Though Gaboury approvingly cites Friedrich Kittler’s commentaries on computer graphics, he frequently (and productively) breaks with the latter’s idealist account of digital images as user-friendly simulations obfuscating a higher order of mathematical reality. In Gaboury’s analysis, a deeply material network of forces and cultural imperatives shape digital images. Once realized in an image, these forces shape matters as diverse as hardware, manufacturing, labor, and recreation. Gaboury’s digital interfaces recall things in Martin Heidegger’s or Bill Brown’s senses of the term, whose reality—Gaboury rightly argues—exceeds their correlation to algorithms and users’ subjectivity. 

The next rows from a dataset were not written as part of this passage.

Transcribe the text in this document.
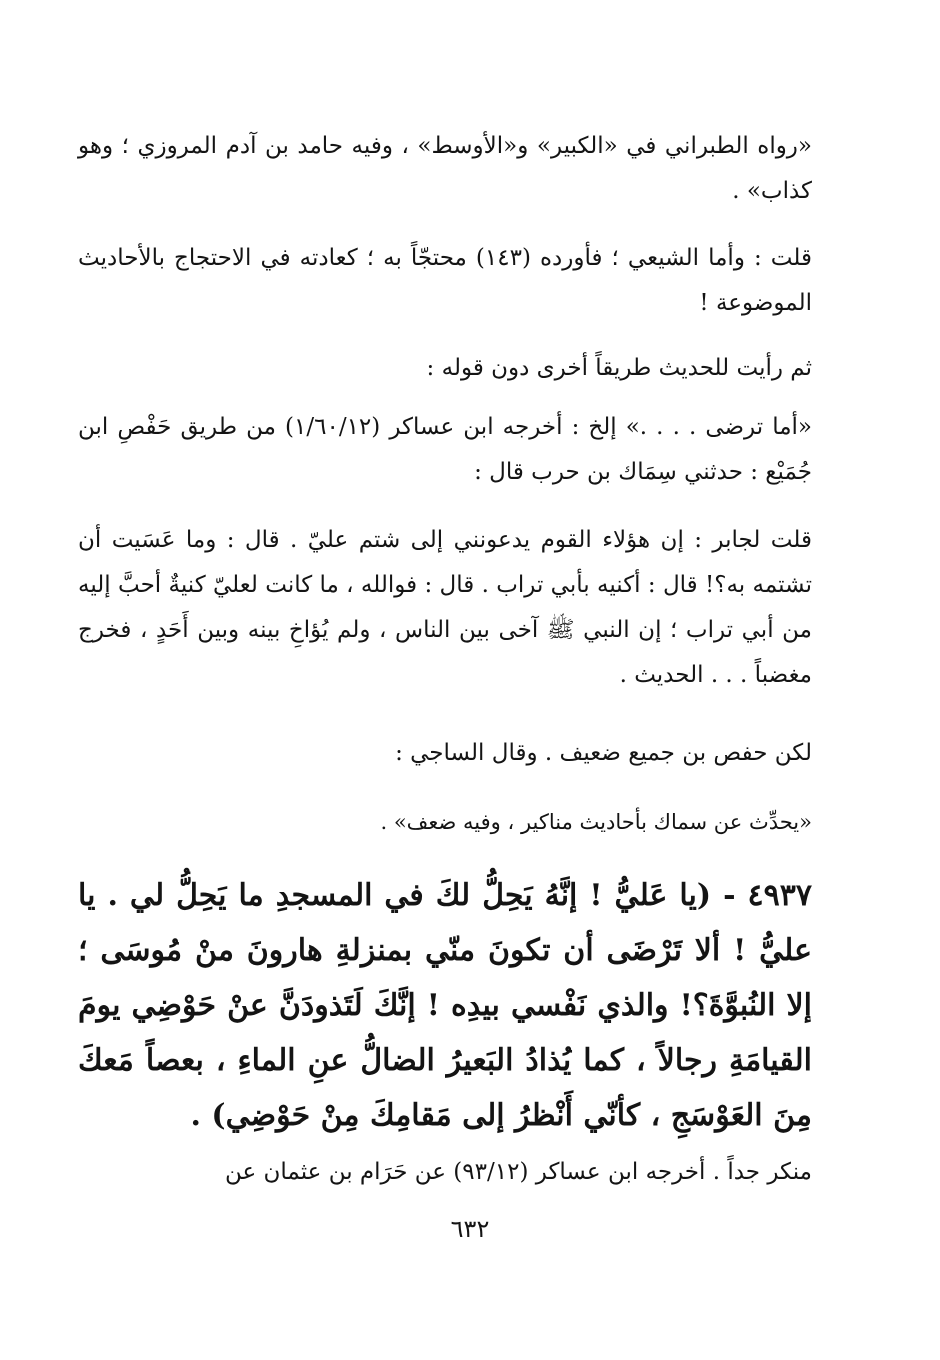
«رواه الطبراني في «الكبير» و«الأوسط» ، وفيه حامد بن آدم المروزي ؛ وهو كذاب» .

قلت : وأما الشيعي ؛ فأورده (١٤٣) محتجّاً به ؛ كعادته في الاحتجاج بالأحاديث الموضوعة !

ثم رأيت للحديث طريقاً أخرى دون قوله :

«أما ترضى . . . .» إلخ : أخرجه ابن عساكر (١/٦٠/١٢) من طريق حَفْصِ ابن جُمَيْع : حدثني سِمَاك بن حرب قال :

قلت لجابر : إن هؤلاء القوم يدعونني إلى شتم عليّ . قال : وما عَسَيت أن تشتمه به؟! قال : أكنيه بأبي تراب . قال : فوالله ، ما كانت لعليّ كنيةٌ أحبَّ إليه من أبي تراب ؛ إن النبي ﷺ آخى بين الناس ، ولم يُؤاخِ بينه وبين أَحَدٍ ، فخرج مغضباً . . . الحديث .

لكن حفص بن جميع ضعيف . وقال الساجي :

«يحدِّث عن سماك بأحاديث مناكير ، وفيه ضعف» .

٤٩٣٧ - (يا عَليُّ ! إنَّهُ يَحِلُّ لكَ في المسجدِ ما يَحِلُّ لي . يا عليُّ ! ألا تَرْضَى أن تكونَ منّي بمنزلةِ هارونَ منْ مُوسَى ؛ إلا النُبوَّةَ؟! والذي نَفْسي بيدِه ! إنَّكَ لَتَذودَنَّ عنْ حَوْضِي يومَ القيامَةِ رجالاً ، كما يُذادُ البَعيرُ الضالُّ عنِ الماءِ ، بعصاً مَعكَ مِنَ العَوْسَجِ ، كأنّي أَنْظرُ إلى مَقامِكَ مِنْ حَوْضِي) .

منكر جداً . أخرجه ابن عساكر (٩٣/١٢) عن حَرَام بن عثمان عن

٦٣٢
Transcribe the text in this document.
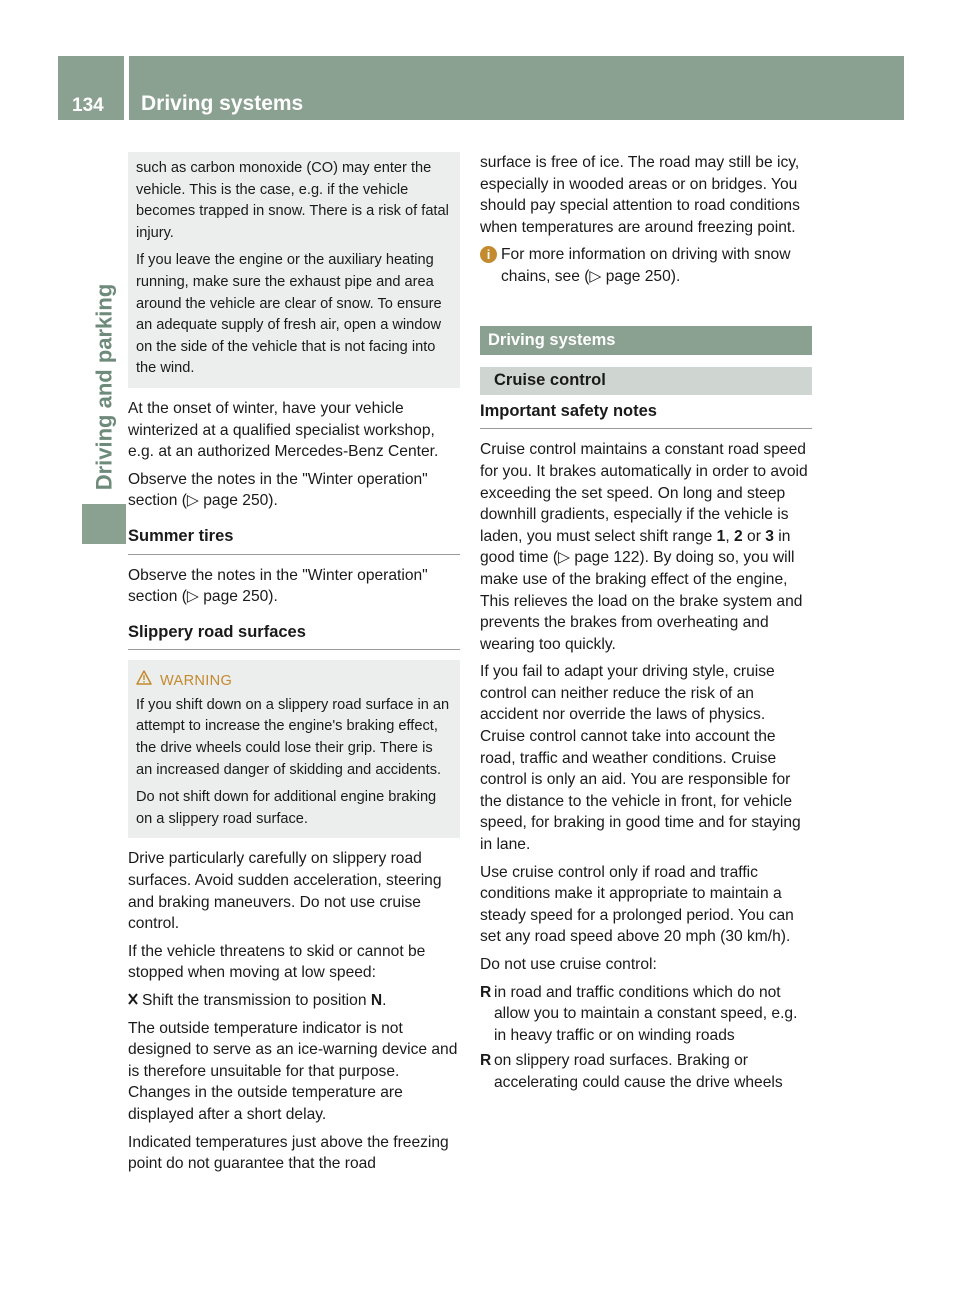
134	Driving systems
Driving and parking

such as carbon monoxide (CO) may enter the vehicle. This is the case, e.g. if the vehicle becomes trapped in snow. There is a risk of fatal injury.

If you leave the engine or the auxiliary heating running, make sure the exhaust pipe and area around the vehicle are clear of snow. To ensure an adequate supply of fresh air, open a window on the side of the vehicle that is not facing into the wind.

At the onset of winter, have your vehicle winterized at a qualified specialist workshop, e.g. at an authorized Mercedes-Benz Center.

Observe the notes in the "Winter operation" section (▷ page 250).

Summer tires

Observe the notes in the "Winter operation" section (▷ page 250).

Slippery road surfaces
WARNING

If you shift down on a slippery road surface in an attempt to increase the engine's braking effect, the drive wheels could lose their grip. There is an increased danger of skidding and accidents.

Do not shift down for additional engine braking on a slippery road surface.

Drive particularly carefully on slippery road surfaces. Avoid sudden acceleration, steering and braking maneuvers. Do not use cruise control.

If the vehicle threatens to skid or cannot be stopped when moving at low speed:

Shift the transmission to position N.

The outside temperature indicator is not designed to serve as an ice-warning device and is therefore unsuitable for that purpose. Changes in the outside temperature are displayed after a short delay.

Indicated temperatures just above the freezing point do not guarantee that the road

surface is free of ice. The road may still be icy, especially in wooded areas or on bridges. You should pay special attention to road conditions when temperatures are around freezing point.

i For more information on driving with snow chains, see (▷ page 250).
Driving systems
Cruise control
Important safety notes

Cruise control maintains a constant road speed for you. It brakes automatically in order to avoid exceeding the set speed. On long and steep downhill gradients, especially if the vehicle is laden, you must select shift range 1, 2 or 3 in good time (▷ page 122). By doing so, you will make use of the braking effect of the engine, This relieves the load on the brake system and prevents the brakes from overheating and wearing too quickly.

If you fail to adapt your driving style, cruise control can neither reduce the risk of an accident nor override the laws of physics. Cruise control cannot take into account the road, traffic and weather conditions. Cruise control is only an aid. You are responsible for the distance to the vehicle in front, for vehicle speed, for braking in good time and for staying in lane.

Use cruise control only if road and traffic conditions make it appropriate to maintain a steady speed for a prolonged period. You can set any road speed above 20 mph (30 km/h).

Do not use cruise control:

R in road and traffic conditions which do not allow you to maintain a constant speed, e.g. in heavy traffic or on winding roads
R on slippery road surfaces. Braking or accelerating could cause the drive wheels
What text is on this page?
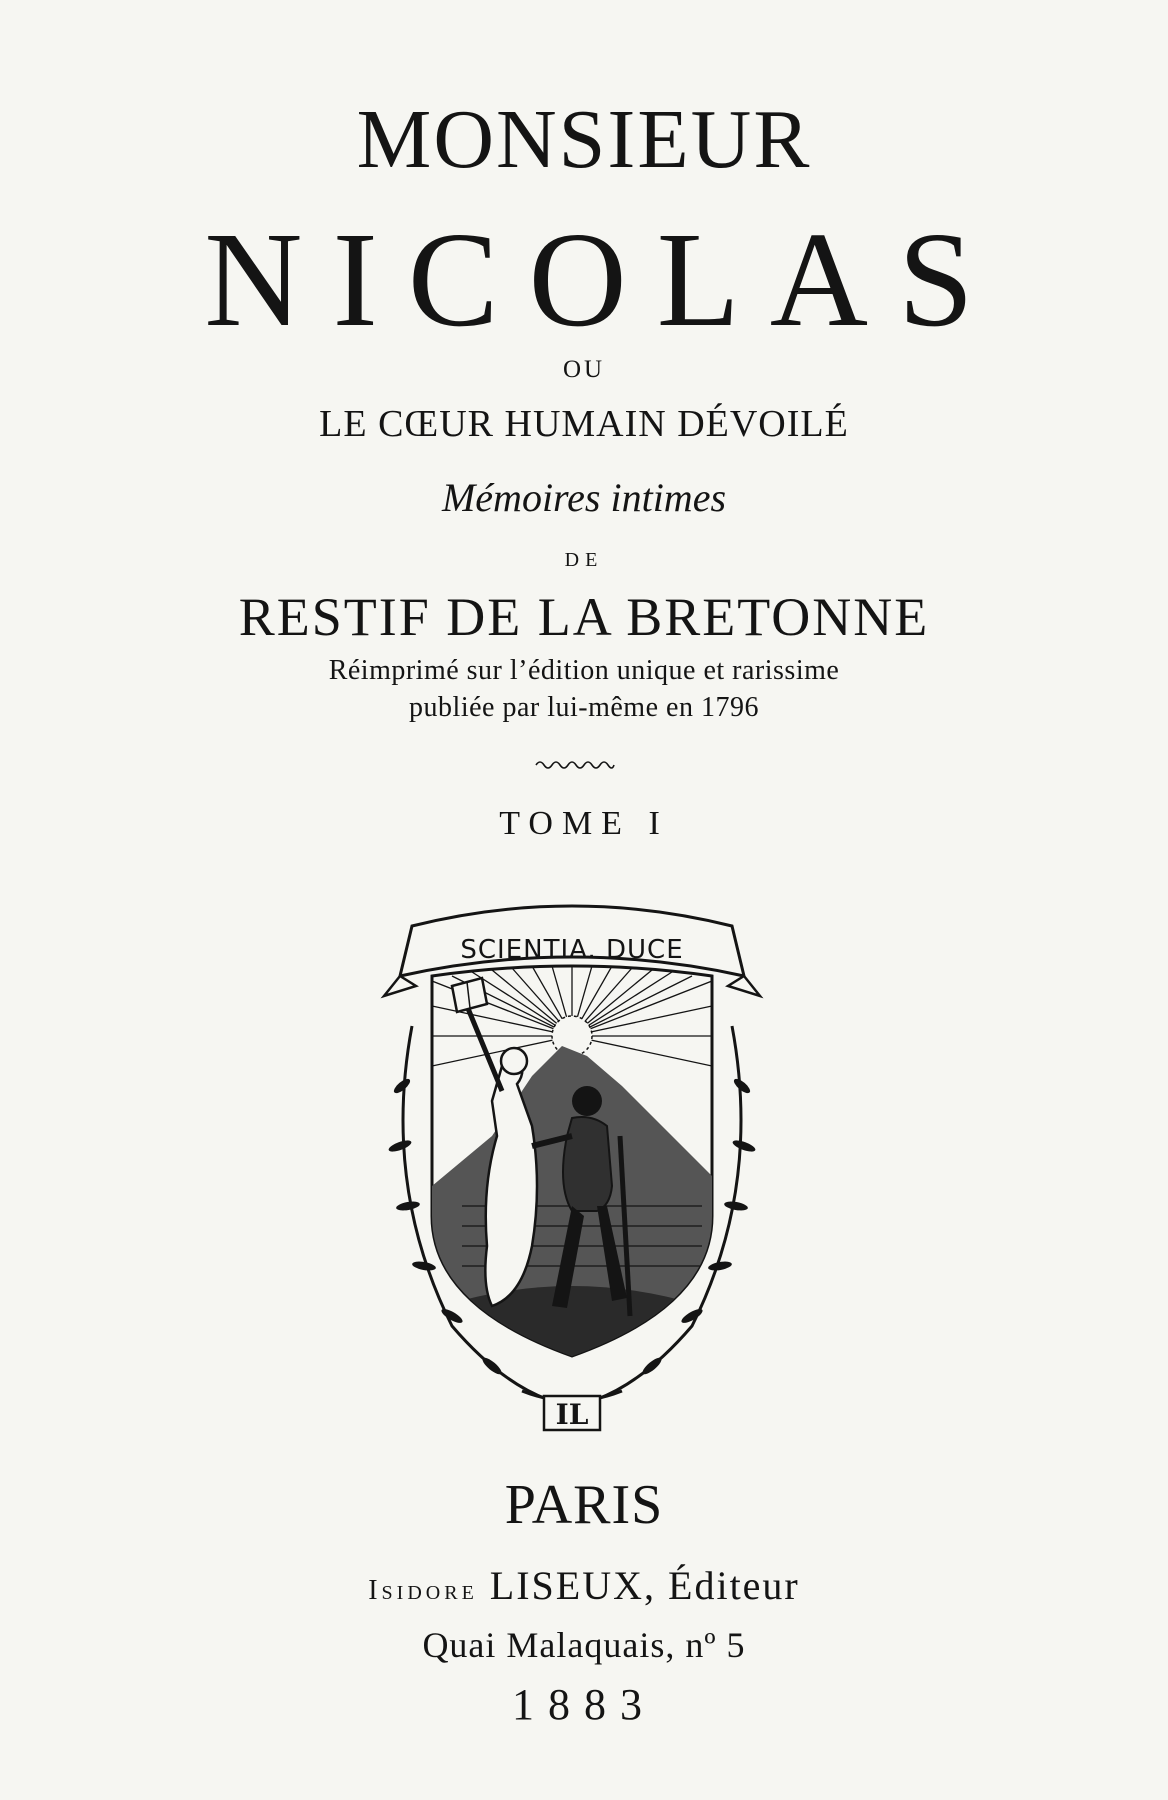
MONSIEUR
NICOLAS
OU
LE CŒUR HUMAIN DÉVOILÉ
Mémoires intimes
DE
RESTIF DE LA BRETONNE
Réimprimé sur l’édition unique et rarissime
publiée par lui-même en 1796
TOME I
SCIENTIA. DUCE
IL
PARIS
Isidore LISEUX, Éditeur
Quai Malaquais, nº 5
1883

Gaboury frames his book as a nonteleological media archaeology attentive to material objects. Read in this light, it is a standout work, part of a larger renaissance in recent years of historical and theoretical writing on digital images. It is to the book’s credit, however, that it also invites a series of competing readings: as a history of “procedural vision” shredding stable distinctions among subjects and objects (p. 86); as a historical epistemology of how a new theory of technical entities comes into being; or as an inquiry into the operational ontologies shaping an ever-expanding domain of industrial, scientific, and political activities. No mere study in digital screens, Image Objects also offers an expansive profile of how vision and computation collaborate in producing our current, but not quite present, world.